I read a few of the recommended ethics blogs in the reader.  None of them struck me as particularly ground breaking until i came across an article on Forced Adoption Practices in Australia (  A news story describing the events can be found here (

  • Beginning in the 1950’s, and ending in the 1970’s, the Australian Church forced unmarried or “unfit” soon to be mothers to put their unborn children up for adoption.  A senate inquiry found that this practice was widespread and this investigation lead to an apology from the church which admits complete fault for its actions and acknowledges that the Church caused suffering for both the parents and children that were subject to this treatment.
  • This is an outrageous phenomenon that has occurred outside of Australia as well.  From an ethical perspective, who gave the Church the right to force an adoption?  Aren’t they taking away a mother’s right to raise her children, or a child’s right to be brought up by her parents?
  • When i realized that this practice had been occurring in the 1950’s I was shocked.  I would have expected something like this in the medieval era, but not 500 years after its end.  How could the government allow this to occur in a “free” nation?

6 thoughts on “Forced Adoption Practices in Australia

  1. I think people are ignorant of the omnipotence of the government’s power. In China, families were not allowed to have more than one child for a number of years in order to slow the population growth. And in the US, certain government officials are lobbying to take away a woman’s right to an abortion – even in the case of rape. Although this “forced adoption” idea seems absurd, nothing is really all that shocking any more. I almost feel like we’ve become numb to outrageous initiatives like this.

  2. In a way, this “forced adoption” idea almost sounds like Child Protective Services. While I agree with Joe that forced adoption does take away the parent’s right to raise their child and the child’s right to be raised by their parent, could it also be protecting children from ending up in a dangerous situation? Young children are unable to care for or speak up for themselves, could the Australian government be trying to give these children a voice?
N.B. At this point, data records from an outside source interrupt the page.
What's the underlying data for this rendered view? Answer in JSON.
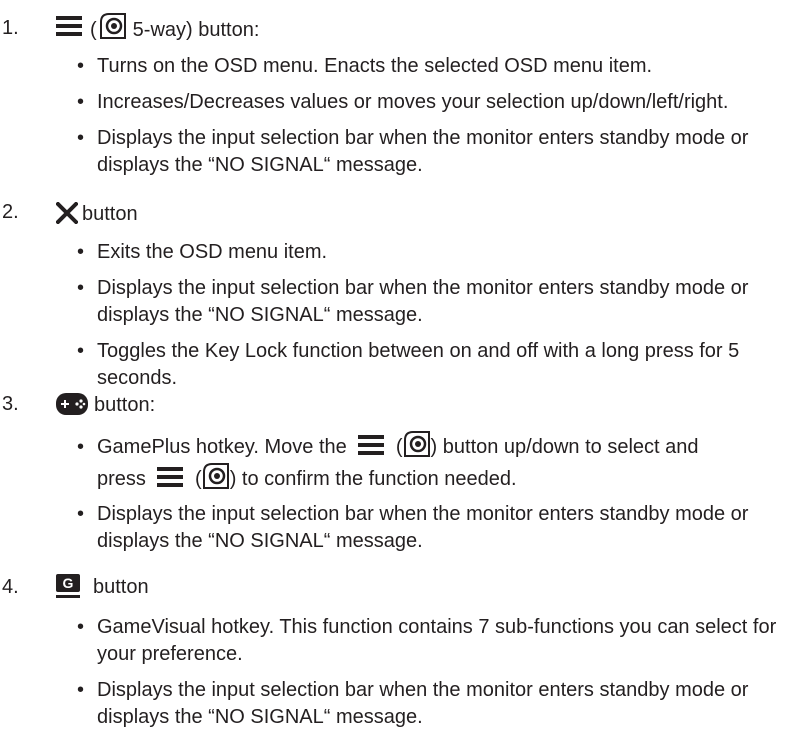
{
  "items": [
    {
      "number": "1.",
      "paren_open": "(",
      "head_text": "5-way) button:",
      "bullets": [
        "Turns on the OSD menu. Enacts the selected OSD menu item.",
        "Increases/Decreases values or moves your selection up/down/left/right.",
        "Displays the input selection bar when the monitor  enters standby mode or displays the “NO SIGNAL“ message."
      ]
    },
    {
      "number": "2.",
      "head_text": "button",
      "bullets": [
        "Exits the OSD menu item.",
        "Displays the input selection bar when the monitor  enters standby mode or displays the “NO SIGNAL“ message.",
        "Toggles the Key Lock function between on and off with a long press for 5 seconds."
      ]
    },
    {
      "number": "3.",
      "head_text": "button:",
      "bullet1": {
        "a": "GamePlus hotkey. Move the",
        "b": "(",
        "c": ") button up/down to select and",
        "d": "press",
        "e": "(",
        "f": ") to confirm the function needed."
      },
      "bullet2": "Displays the input selection bar when the monitor  enters standby mode or displays the “NO SIGNAL“ message."
    },
    {
      "number": "4.",
      "head_text": "button",
      "g_icon_letter": "G",
      "bullets": [
        "GameVisual hotkey. This function contains 7 sub-functions you can select for your preference.",
        "Displays the input selection bar when the monitor  enters standby mode or displays the “NO SIGNAL“ message."
      ]
    }
  ],
  "icons": [
    "menu-icon",
    "five-way-joystick-icon",
    "close-x-icon",
    "gamepad-icon",
    "gamevisual-icon"
  ]
}
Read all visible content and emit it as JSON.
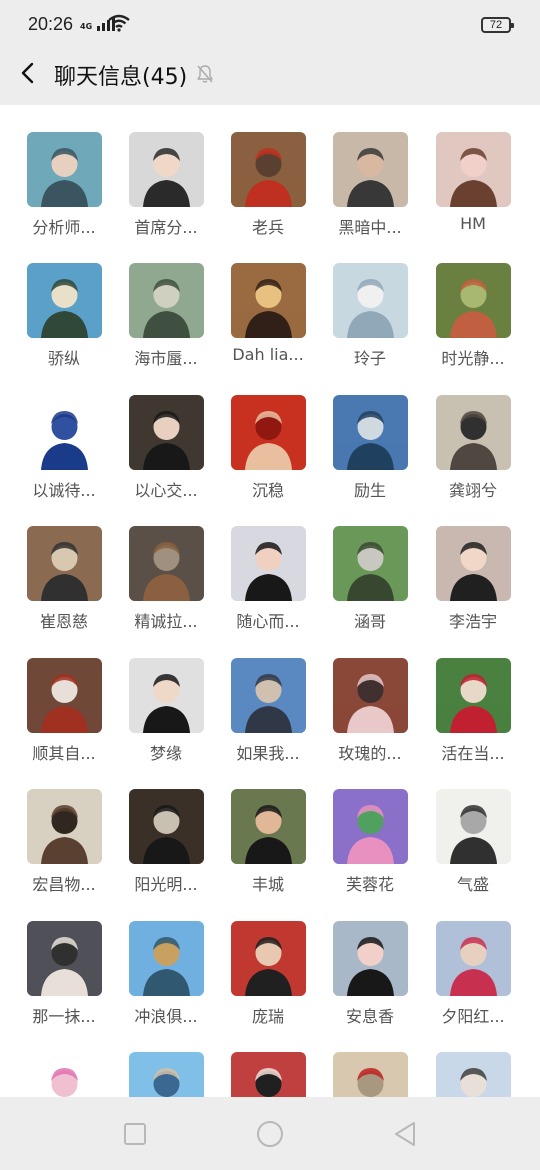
{
  "status_bar": {
    "time": "20:26",
    "network": "4G",
    "battery": "72"
  },
  "nav": {
    "title": "聊天信息(45)"
  },
  "members": [
    {
      "name": "分析师...",
      "colors": [
        "#6fa8b8",
        "#3a5560",
        "#e8d0c0"
      ]
    },
    {
      "name": "首席分...",
      "colors": [
        "#d8d8d8",
        "#2a2a2a",
        "#f0d8c8"
      ]
    },
    {
      "name": "老兵",
      "colors": [
        "#8a6040",
        "#c03020",
        "#5a4030"
      ]
    },
    {
      "name": "黑暗中...",
      "colors": [
        "#c8b8a8",
        "#383838",
        "#d8b8a0"
      ]
    },
    {
      "name": "HM",
      "colors": [
        "#e0c8c0",
        "#6a4030",
        "#f0d0c8"
      ]
    },
    {
      "name": "骄纵",
      "colors": [
        "#5aa0c8",
        "#304838",
        "#e8e0c8"
      ]
    },
    {
      "name": "海市蜃...",
      "colors": [
        "#90a890",
        "#405040",
        "#d0d0c0"
      ]
    },
    {
      "name": "Dah lia...",
      "colors": [
        "#9a6a40",
        "#302018",
        "#e8c080"
      ]
    },
    {
      "name": "玲子",
      "colors": [
        "#c8d8e0",
        "#90a8b8",
        "#f0f0f0"
      ]
    },
    {
      "name": "时光静...",
      "colors": [
        "#6a8040",
        "#c06040",
        "#a8b870"
      ]
    },
    {
      "name": "以诚待...",
      "colors": [
        "#ffffff",
        "#1a3a8a",
        "#3050a0"
      ]
    },
    {
      "name": "以心交...",
      "colors": [
        "#403830",
        "#181818",
        "#e8d0c0"
      ]
    },
    {
      "name": "沉稳",
      "colors": [
        "#c83020",
        "#e8c0a0",
        "#901810"
      ]
    },
    {
      "name": "励生",
      "colors": [
        "#4a78b0",
        "#204060",
        "#d0d8e0"
      ]
    },
    {
      "name": "龚翊兮",
      "colors": [
        "#c8c0b0",
        "#504840",
        "#303030"
      ]
    },
    {
      "name": "崔恩慈",
      "colors": [
        "#8a6a50",
        "#303030",
        "#d8c8b0"
      ]
    },
    {
      "name": "精诚拉...",
      "colors": [
        "#5a5048",
        "#8a6040",
        "#a09080"
      ]
    },
    {
      "name": "随心而...",
      "colors": [
        "#d8d8e0",
        "#181818",
        "#f0d0c0"
      ]
    },
    {
      "name": "涵哥",
      "colors": [
        "#6a9858",
        "#384830",
        "#c8c8c0"
      ]
    },
    {
      "name": "李浩宇",
      "colors": [
        "#c8b8b0",
        "#202020",
        "#f0d8c8"
      ]
    },
    {
      "name": "顺其自...",
      "colors": [
        "#704838",
        "#a03020",
        "#e8e0d8"
      ]
    },
    {
      "name": "梦缘",
      "colors": [
        "#e0e0e0",
        "#181818",
        "#f0d8c8"
      ]
    },
    {
      "name": "如果我...",
      "colors": [
        "#5a88c0",
        "#303848",
        "#d0c0b0"
      ]
    },
    {
      "name": "玫瑰的...",
      "colors": [
        "#8a4838",
        "#e8c8c8",
        "#403030"
      ]
    },
    {
      "name": "活在当...",
      "colors": [
        "#4a8040",
        "#c02030",
        "#e8d8c8"
      ]
    },
    {
      "name": "宏昌物...",
      "colors": [
        "#d8d0c0",
        "#5a4030",
        "#302820"
      ]
    },
    {
      "name": "阳光明...",
      "colors": [
        "#3a3028",
        "#181818",
        "#c8c0b0"
      ]
    },
    {
      "name": "丰城",
      "colors": [
        "#6a7850",
        "#181818",
        "#e0b898"
      ]
    },
    {
      "name": "芙蓉花",
      "colors": [
        "#8a70c8",
        "#e890c0",
        "#50a060"
      ]
    },
    {
      "name": "气盛",
      "colors": [
        "#f0f0ec",
        "#303030",
        "#a8a8a8"
      ]
    },
    {
      "name": "那一抹...",
      "colors": [
        "#505058",
        "#e8e0d8",
        "#303030"
      ]
    },
    {
      "name": "冲浪俱...",
      "colors": [
        "#70b0e0",
        "#305870",
        "#c8a060"
      ]
    },
    {
      "name": "庞瑞",
      "colors": [
        "#c03830",
        "#202020",
        "#e8c8b0"
      ]
    },
    {
      "name": "安息香",
      "colors": [
        "#a8b8c8",
        "#181818",
        "#f0d0c8"
      ]
    },
    {
      "name": "夕阳红...",
      "colors": [
        "#b0c0d8",
        "#c83050",
        "#e8d0c0"
      ]
    },
    {
      "name": "",
      "colors": [
        "#ffffff",
        "#e070b0",
        "#f0c0d0"
      ]
    },
    {
      "name": "",
      "colors": [
        "#80c0e8",
        "#d0c0a8",
        "#3a6890"
      ]
    },
    {
      "name": "",
      "colors": [
        "#c04040",
        "#f0e0d8",
        "#202020"
      ]
    },
    {
      "name": "",
      "colors": [
        "#d8c8b0",
        "#c02020",
        "#a89880"
      ]
    },
    {
      "name": "",
      "colors": [
        "#c8d8e8",
        "#404040",
        "#e8e0d8"
      ]
    }
  ],
  "icons": {
    "back": "chevron-left-icon",
    "mute": "bell-off-icon",
    "home": "circle-icon",
    "recent": "square-icon",
    "nav_back": "triangle-left-icon"
  }
}
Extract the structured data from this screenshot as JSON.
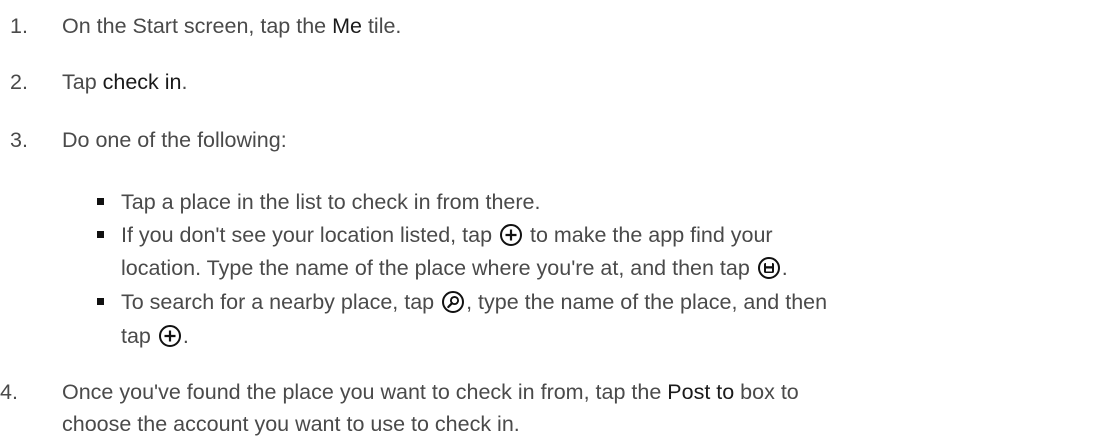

  3. What a crazy event that took place. This is something I can believe happened in maybe the 1800’s but all the way up to the 1970s? That’s insane. How does a rule like this even come about in the 20th century? With other events going on in the world near this time like the holocaust and the abolition of slavery, it seems Australia must have been in their own little world rejecting the ethical changes going on in the world. What was the criteria for being a “fit” mother? Some kind of a test? Come on Australia.

  4. I agree with heather on this issue, although there is no doubt in my mind that this law takes it to an extreme. The law was there to protect the rights of children and to protect them from an unfortunate situation. That being said, the religious aspect of it confuses me. I also agree with Ronjohn that it creates a huge grey area in determining what makes parents unfit.

  5. Staring from 1950 and ending in 1970, I just wonder why it takes like 20 years to for the senate to find out about this absurd practice. Why didn’t the natural mothers complain about this to local police? Looks like there is another conspiracy behind this during that 20 years period.

  6. This sounds totally nuts. Were people who attend these churches be okay with this practice? At the very least, I’m happy to hear that the church apologized for its actions. I feel like that doesn’t happen very often in situations like these.